All the blood brought another memory to mind, as though it were happening today and not six months ago. My father was lying on the rocks, his head lolled back, eyes closed. Blood was everywhere. On my dress. On my hands.
“Focus,” I heard a voice say. Varin, I thought hazily. “Focus on Queen Iris.”
The image of her split neck flooded back into view. The recorder pulled the next murder from my mind.
The assassin entered a golden room; the smell of flowers tainted the air. A girl sat at the edge of a pool, the water tinted gold from the surrounding tiles. The girl dangled her legs into the water, her black hair twisted into complicated patterns, her ornate red dress billowing around her. Queen Stessa.
The assassin approached; this time their hands were empty.
All it took was a shove.
The water shifted as Queen Stessa’s body hit the surface. The assassin followed her in.
Hands pushed arms, legs kicked her body downward. The assassin climbed onto her back, sinking her to the bottom, heels hitting tiles. Dark hair swirled like water down a drain.
A perfect pink mouth opened wide, sending bubbles to the surface. The assassin watched as the queen’s eyes glazed over. Her last breath shuddered from her chest.
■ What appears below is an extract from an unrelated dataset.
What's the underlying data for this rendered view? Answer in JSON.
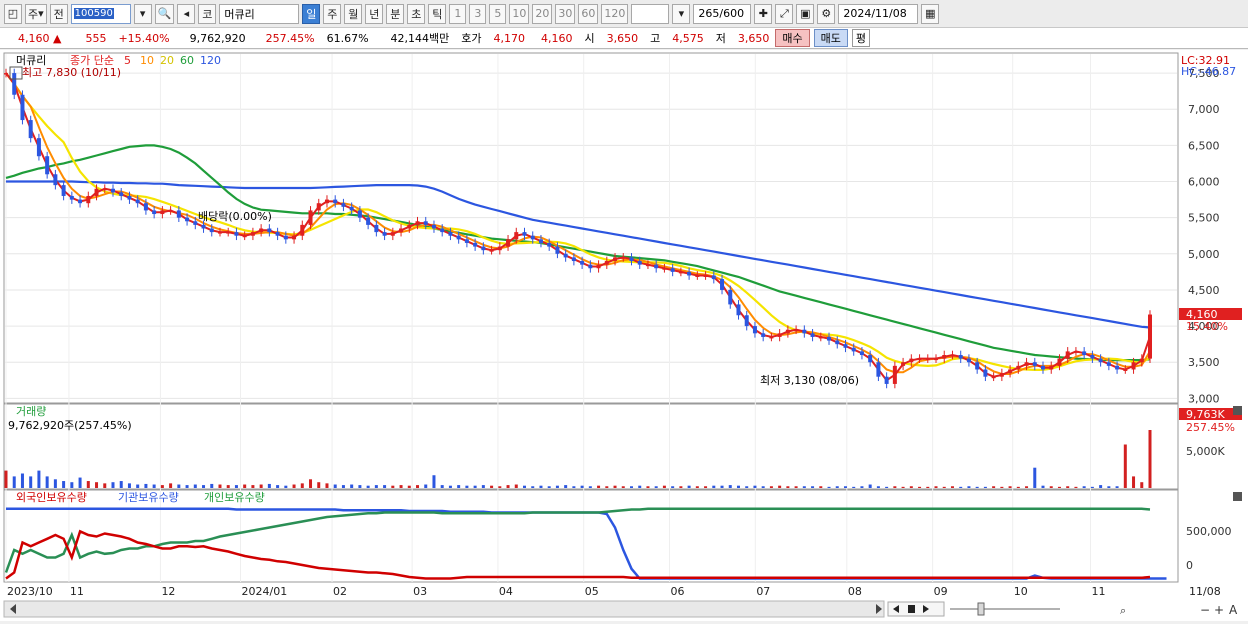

Then it was done. A simpler kill. Cleaner than before, but harder. Physical, and more intimate—two bodies intertwined as they dipped below the surface. Only one to reemerge.
While the assassin watched Queen Stessa sink to the bottom of the pool, another disembodied sound echoed through the cavernous room. Ragged gasps grew louder and louder. Pain—my pain. My gasps.
“It’s all right,” Varin said. “You’re fine.” Fine? How was any of this fine? “Don’t fight the recorder.” I thought I could feel the ghost of his hand on mine, but I must’ve been imagining it.
The images moved faster now, the recorder coercing them from my mind.
Good. Take them. Take them all.
The assassin was in a darkened room. A figure slept fitfully in a bed, their hand clutching something at their chest, under their golden dermasuit.
Queen Corra.
Now in a different room, the assassin flipped open a lighter. Life and light bloomed into the night. With one small flick, the little flame soared across the room, finding a home in a bunch of acrid-smelling rags. Alcohol.
Seconds later, the room was aflame.
Smoke followed, infusing the room with gray. A voice cried for help amid uncontrollable coughing.
Another voice gasped.
Varin. I wanted to follow him, pull myself out of this nightmare and into the light, but his voice was a thread I couldn’t hold on to.
Queen Corra banged her hands against a window, desperate to be free. The assassin watched from the other side of the glass, waiting for the life to drain away from her body.
Yes, the easiest kill. No blood, no fight. Only death.
The assassin walked away as the palace guards broke the glass, seconds too late.
Only one queen remained. Queen Marguerite.
In a small indistinguishable room, the assassin shook powder from a small silver vial. This would be the easiest kill yet, completely removed from the action.